In Melbourne last week, Labor’s walking-talking nonstop ideas factory Andrew Leigh spoke about the abundance agenda for Australia. The Assistant Minister for Productivity, Competition, Charities and Treasury used housing as an example: it’s the scarcity we built because we’ve designed a system of approvals, regulations and construction where it is now simply too difficult to deliver new homes.
There are similar challenges in infrastructure and clean energy, even in cashing in on world-leading university research. “We’re not short on ideas,” Leigh told the Chifley Research Centre. “We’re not short on demand. We’re not even short on capital. What we’re short on is the capacity to deliver at the pace and scale that the moment demands.”
The former economics professor says we must refresh our institutions so they are trusted to act, “not just to review, approve and regulate but to enable … abundance isn’t about extravagance, it’s about capability. About having systems that match our aspirations.”
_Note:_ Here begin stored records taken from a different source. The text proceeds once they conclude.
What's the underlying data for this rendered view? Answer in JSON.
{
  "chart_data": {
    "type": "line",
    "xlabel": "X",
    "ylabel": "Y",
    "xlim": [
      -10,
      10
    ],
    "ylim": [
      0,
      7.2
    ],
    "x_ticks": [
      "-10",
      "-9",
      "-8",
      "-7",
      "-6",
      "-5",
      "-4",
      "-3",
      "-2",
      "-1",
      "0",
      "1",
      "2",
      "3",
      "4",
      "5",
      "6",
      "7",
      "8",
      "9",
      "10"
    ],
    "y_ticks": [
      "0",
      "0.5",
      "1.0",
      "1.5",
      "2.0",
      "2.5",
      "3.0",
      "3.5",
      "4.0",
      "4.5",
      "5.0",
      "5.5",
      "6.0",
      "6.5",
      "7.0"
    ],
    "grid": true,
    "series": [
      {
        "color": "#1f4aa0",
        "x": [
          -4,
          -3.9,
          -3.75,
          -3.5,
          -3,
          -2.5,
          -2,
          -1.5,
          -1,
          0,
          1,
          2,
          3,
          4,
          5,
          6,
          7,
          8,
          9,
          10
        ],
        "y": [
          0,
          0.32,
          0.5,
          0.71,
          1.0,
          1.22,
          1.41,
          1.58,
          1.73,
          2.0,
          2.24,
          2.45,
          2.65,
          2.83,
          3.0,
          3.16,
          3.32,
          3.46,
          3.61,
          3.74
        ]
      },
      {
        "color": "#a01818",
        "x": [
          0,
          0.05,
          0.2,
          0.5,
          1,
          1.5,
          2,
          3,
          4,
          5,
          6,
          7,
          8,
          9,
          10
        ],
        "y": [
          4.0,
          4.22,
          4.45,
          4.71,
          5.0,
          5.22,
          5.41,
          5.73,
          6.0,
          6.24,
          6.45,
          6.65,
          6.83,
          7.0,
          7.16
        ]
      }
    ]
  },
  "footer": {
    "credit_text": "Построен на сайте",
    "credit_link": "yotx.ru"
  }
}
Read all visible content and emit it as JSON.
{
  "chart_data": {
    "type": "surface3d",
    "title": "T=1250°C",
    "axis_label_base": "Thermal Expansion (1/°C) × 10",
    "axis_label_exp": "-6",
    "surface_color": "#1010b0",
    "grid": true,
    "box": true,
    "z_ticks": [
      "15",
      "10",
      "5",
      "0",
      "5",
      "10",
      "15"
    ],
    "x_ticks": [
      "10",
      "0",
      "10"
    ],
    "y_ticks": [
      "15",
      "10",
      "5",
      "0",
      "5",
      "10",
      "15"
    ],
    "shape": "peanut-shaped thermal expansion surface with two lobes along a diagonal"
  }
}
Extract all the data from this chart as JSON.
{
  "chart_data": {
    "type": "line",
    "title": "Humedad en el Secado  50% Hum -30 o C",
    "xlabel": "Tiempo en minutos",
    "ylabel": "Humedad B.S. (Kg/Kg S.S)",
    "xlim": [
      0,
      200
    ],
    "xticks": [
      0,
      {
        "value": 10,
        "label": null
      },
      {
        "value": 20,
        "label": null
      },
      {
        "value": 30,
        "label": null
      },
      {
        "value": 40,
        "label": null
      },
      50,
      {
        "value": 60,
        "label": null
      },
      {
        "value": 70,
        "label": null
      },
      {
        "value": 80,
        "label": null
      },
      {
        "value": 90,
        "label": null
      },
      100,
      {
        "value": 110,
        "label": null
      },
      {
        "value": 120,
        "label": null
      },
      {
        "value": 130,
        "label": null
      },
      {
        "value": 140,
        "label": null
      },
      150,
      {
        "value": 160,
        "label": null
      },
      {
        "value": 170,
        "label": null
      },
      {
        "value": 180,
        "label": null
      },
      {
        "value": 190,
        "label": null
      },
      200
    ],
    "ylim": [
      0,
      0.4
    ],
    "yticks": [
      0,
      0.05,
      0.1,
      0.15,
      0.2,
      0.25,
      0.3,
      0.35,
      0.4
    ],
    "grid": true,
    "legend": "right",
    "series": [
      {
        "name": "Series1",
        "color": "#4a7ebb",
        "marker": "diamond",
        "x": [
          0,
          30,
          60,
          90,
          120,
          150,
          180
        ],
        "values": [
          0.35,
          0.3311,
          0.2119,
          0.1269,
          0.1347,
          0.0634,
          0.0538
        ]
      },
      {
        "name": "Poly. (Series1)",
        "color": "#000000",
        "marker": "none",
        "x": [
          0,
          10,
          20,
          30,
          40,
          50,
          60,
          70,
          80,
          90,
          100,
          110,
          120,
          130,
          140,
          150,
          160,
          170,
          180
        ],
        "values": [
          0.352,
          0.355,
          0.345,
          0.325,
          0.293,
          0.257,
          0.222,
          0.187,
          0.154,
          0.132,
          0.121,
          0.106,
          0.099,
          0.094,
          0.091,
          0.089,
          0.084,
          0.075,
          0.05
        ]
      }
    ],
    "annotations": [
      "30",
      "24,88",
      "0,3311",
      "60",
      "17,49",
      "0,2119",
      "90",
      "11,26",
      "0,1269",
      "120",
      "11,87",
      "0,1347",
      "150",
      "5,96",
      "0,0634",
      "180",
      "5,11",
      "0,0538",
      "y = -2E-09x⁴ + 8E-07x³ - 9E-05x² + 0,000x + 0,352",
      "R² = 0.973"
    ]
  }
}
Labor has an abundance of political capital amid economic scarcity. In the March quarter, GDP per person fell to the lowest level since September 2021. While productivity may not get hearts racing in party focus groups, as ALP national secretary Paul Erickson said recently, voters feel something is missing in our politics and its practitioners; they yearn for a plan and serious policy contests they can have a stake in.
Research shows Australians are, in the abstract at least, up for tax and productivity reform. A survey on Labor’s second term agenda by JWS Research found 61 per cent of respondents support the Treasurer’s higher focus on productivity, with around three-quarters of men aged over 65 and ALP voters in support.
What came first, the reform chicken or policy egghead? Doesn’t matter: our living standards have just been through the weakest growth period in six decades and it’s clear there’s a lot of work to do to get more from our precious capital and labour.
There is no believing we can muddle through and something will turn up to set things right; that mix of wilful delusion and serial exceptionalism won’t cut it in this new world of scarcity, instability and peril. We need to get back to the conventional economic and social models that have served us well: co-operation, contestable and evidence-based policy, free markets, targeted safety nets, sustainable budgets, workplace flexibility and the fair go. Call it pragmatic patriotism.